Tokyo Electric Power’s dual crises – a meltdown at the company’s Fukushima nuclear power plant and a shortage of electricity – has transformed the capital’s skyline. In the Tokyo metropolitan area, street lamps and neon lights are dark and office buildings and homes have voluntarily dimmed their lights to help out. The possibility of power blackouts is expected to continue for months.
For days after the quake and tsunami, transport in northeastern Japan ground to a halt. When Yamato Transport’s trucks were finally able to resume shipments in the region, the number two delivery service didn’t just go back to business as usual. It assigned 200 lorries and 500 drivers and personnel to carry food and supplies to the disaster zone.
It wasn’t just major brewers’ factories that lay in ruins. Suisen, a sake brewer in Rikuzen-Takada city, was an hour away from celebrating the end to its annual brewing season and production of a million litres of Yukikko sake when the quake struck. After workers fled, the tsunami destroyed 150 tanks at the brewery. Three days later, Suisen’s website read: “Due to the disaster, we will be closed for a while.”
Hokuetsu Package’s three-week shutdown of its paper carton-making plant in Hitachinaka city, Ibaraki prefecture, was partly to blame for a scarcity of juice, milk and tea on store shelves. The Tokyo-based company has 40 per cent of Japan’s market for drink cartons. But official Satoshi Eshika says its factory was only part of the story. “Just after the quake there wasn’t enough petrol for the delivery trucks,” says Eshika.
In Iitate (population 6,200) dairy farmers have been dumping milk since food safety officials found elevated radiation levels linked to the troubled Fukushima nuclear power plant. The village sits about 30km northwest of the plant and residents have been told to stay indoors or evacuate. “We can’t begin to think about aid for farmers until things at the power plant are under control,” said Iitate official Hiroyuki Murayama.
The tsunami smashed the port cities of Ishinomaki and Kesennuma, in Miyagi prefecture – Japan’s third- and sixth-largest fishing ports. Oyster farms, seafood processing plants and boats were lost. Kesennuma Fish Market aims to reopen by June but it could take years to bounce back to the pre-disaster €200m trade in mackerel, shark, tuna and salmon. Market official Masaaki Onodera says: “The market’s foundation sank one metre and the computers were completely ruined.”

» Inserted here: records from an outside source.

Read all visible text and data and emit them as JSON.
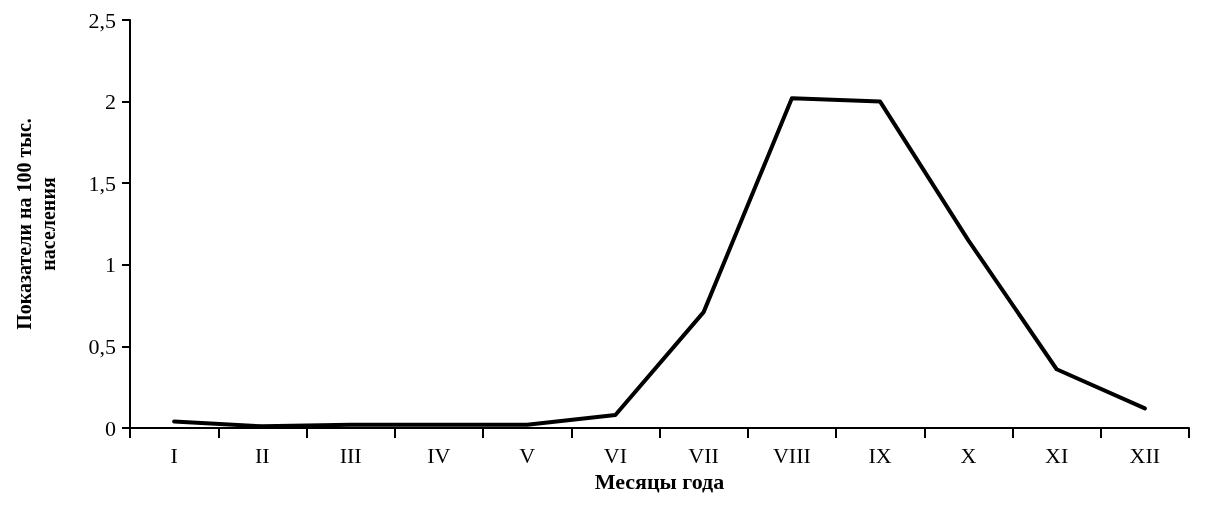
{
  "chart_data": {
    "type": "line",
    "xlabel": "Месяцы года",
    "ylabel": "Показатели на 100 тыс. населения",
    "categories": [
      "I",
      "II",
      "III",
      "IV",
      "V",
      "VI",
      "VII",
      "VIII",
      "IX",
      "X",
      "XI",
      "XII"
    ],
    "series": [
      {
        "color": "#000000",
        "values": [
          0.04,
          0.01,
          0.02,
          0.02,
          0.02,
          0.08,
          0.71,
          2.02,
          2.0,
          1.15,
          0.36,
          0.12
        ]
      }
    ],
    "ylim": [
      0,
      2.5
    ],
    "yticks": [
      0,
      {
        "value": 0.5,
        "label": "0,5"
      },
      1,
      {
        "value": 1.5,
        "label": "1,5"
      },
      2,
      {
        "value": 2.5,
        "label": "2,5"
      }
    ],
    "grid": false,
    "marker": "none",
    "line_style": "solid"
  }
}
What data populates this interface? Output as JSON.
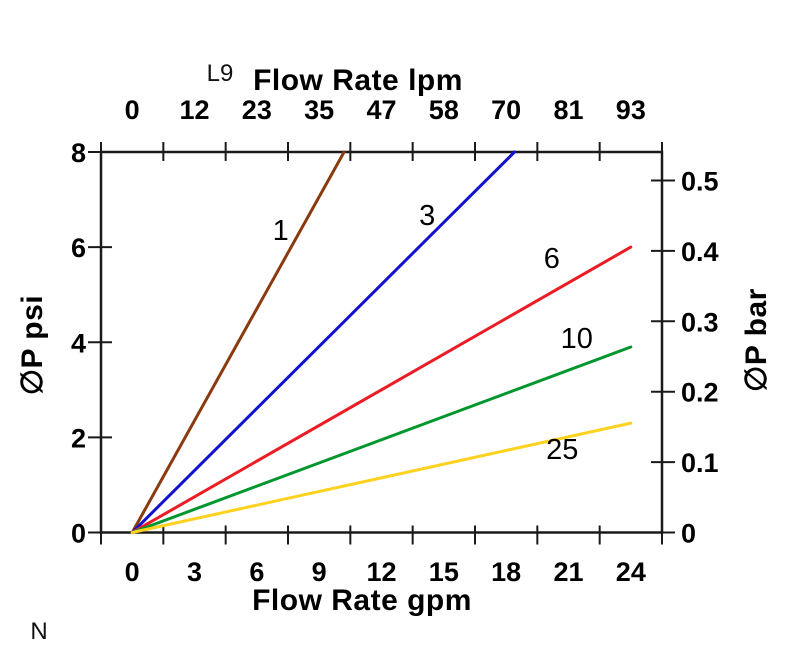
{
  "page": {
    "background": "#ffffff",
    "text_color": "#000000"
  },
  "annotations": {
    "model_code": "L9",
    "corner_note": "N"
  },
  "axes": {
    "top": {
      "title": "Flow Rate lpm",
      "tick_labels": [
        "0",
        "12",
        "23",
        "35",
        "47",
        "58",
        "70",
        "81",
        "93"
      ]
    },
    "bottom": {
      "title": "Flow Rate gpm",
      "tick_labels": [
        "0",
        "3",
        "6",
        "9",
        "12",
        "15",
        "18",
        "21",
        "24"
      ]
    },
    "left": {
      "title": "∅P psi",
      "tick_labels": [
        "0",
        "2",
        "4",
        "6",
        "8"
      ]
    },
    "right": {
      "title": "∅P bar",
      "tick_labels": [
        "0",
        "0.1",
        "0.2",
        "0.3",
        "0.4",
        "0.5"
      ]
    }
  },
  "chart_data": {
    "type": "line",
    "title": "",
    "xlabel": "Flow Rate gpm",
    "xlabel_top": "Flow Rate lpm",
    "ylabel_left": "∅P psi",
    "ylabel_right": "∅P bar",
    "x_unit_bottom": "gpm",
    "x_unit_top": "lpm",
    "y_unit_left": "psi",
    "y_unit_right": "bar",
    "xlim_gpm": [
      0,
      24
    ],
    "ylim_psi": [
      0,
      8
    ],
    "ylim_bar": [
      0,
      0.55
    ],
    "x_ticks_gpm": [
      0,
      3,
      6,
      9,
      12,
      15,
      18,
      21,
      24
    ],
    "x_ticks_lpm": [
      0,
      12,
      23,
      35,
      47,
      58,
      70,
      81,
      93
    ],
    "y_ticks_psi": [
      0,
      2,
      4,
      6,
      8
    ],
    "y_ticks_bar": [
      0,
      0.1,
      0.2,
      0.3,
      0.4,
      0.5
    ],
    "grid": false,
    "legend": "inline-curve-labels",
    "axis_color": "#1a1a1a",
    "series": [
      {
        "label": "1",
        "color": "#8B3A10",
        "slope_psi_per_gpm": 0.785,
        "points": [
          [
            0,
            0
          ],
          [
            10.2,
            8.0
          ]
        ],
        "label_pos": [
          7.15,
          6.36
        ]
      },
      {
        "label": "3",
        "color": "#1212CE",
        "slope_psi_per_gpm": 0.435,
        "points": [
          [
            0,
            0
          ],
          [
            18.4,
            8.0
          ]
        ],
        "label_pos": [
          14.2,
          6.68
        ]
      },
      {
        "label": "6",
        "color": "#EC1C24",
        "slope_psi_per_gpm": 0.25,
        "points": [
          [
            0,
            0
          ],
          [
            24.0,
            6.0
          ]
        ],
        "label_pos": [
          20.2,
          5.77
        ]
      },
      {
        "label": "10",
        "color": "#00962E",
        "slope_psi_per_gpm": 0.1625,
        "points": [
          [
            0,
            0
          ],
          [
            24.0,
            3.9
          ]
        ],
        "label_pos": [
          21.4,
          4.09
        ]
      },
      {
        "label": "25",
        "color": "#FFD21F",
        "slope_psi_per_gpm": 0.0958,
        "points": [
          [
            0,
            0
          ],
          [
            24.0,
            2.3
          ]
        ],
        "label_pos": [
          20.7,
          1.76
        ]
      }
    ]
  }
}
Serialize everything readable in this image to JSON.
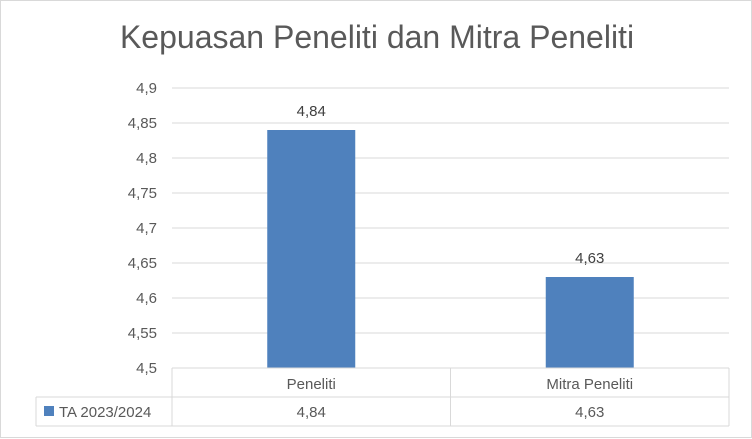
{
  "chart_data": {
    "type": "bar",
    "title": "Kepuasan Peneliti dan Mitra Peneliti",
    "categories": [
      "Peneliti",
      "Mitra Peneliti"
    ],
    "series": [
      {
        "name": "TA 2023/2024",
        "values": [
          4.84,
          4.63
        ],
        "labels": [
          "4,84",
          "4,63"
        ],
        "color": "#4f81bd"
      }
    ],
    "ylim": [
      4.5,
      4.9
    ],
    "yticks": [
      4.5,
      4.55,
      4.6,
      4.65,
      4.7,
      4.75,
      4.8,
      4.85,
      4.9
    ],
    "ytick_labels": [
      "4,5",
      "4,55",
      "4,6",
      "4,65",
      "4,7",
      "4,75",
      "4,8",
      "4,85",
      "4,9"
    ],
    "grid": true,
    "legend": "data-table",
    "data_table": true,
    "xlabel": "",
    "ylabel": ""
  }
}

On the day the quake struck, East Japan Railway Company (JR East) suspended services – five bullet train lines and around 40 local lines connecting Tokyo to regions north and south – stranding millions of passengers. The railway company has gradually restored service, but rolling blackouts continue to hamper operations. It could be months before heavily damaged lines – the 575km Tohoku Line, for instance – are running again. “We have no idea when some of the lines will restart service,” says a spokesman.
Toyota’s domestic factories are far from the disaster zone but many of its key suppliers – rubber, plastics, battery and computer-chip makers – were damaged. With parts in short supply, the world’s largest car maker has cut back on the production of hundreds of thousands of vehicles, including its popular gas-electric hybrids. The company is racing to shift production to overseas plants and find backup suppliers.
The quake that damaged Shin-Etsu Chemical’s largest semiconductor wafer plant in Shirakawa, in Fukushima prefecture, hurt the world’s chip-making industry. The company is the world’s largest maker of silicon wafers that are cut to make computer chips, and accounts for a fifth of global supply. Hi-tech gadgets such as mobile phones and tablet computers could be affected, too.
Nuclear radiation has spooked Asian tourists. Hong Kong’s Travel Industry Council asked its 1,500 member travel agencies to cancel all tours to Japan. Oriental Land Co, which operates Tokyo Disney Resort, shut the amusement park and the nearby Cirque du Soleil theatre for weeks due to an unstable electricity supply.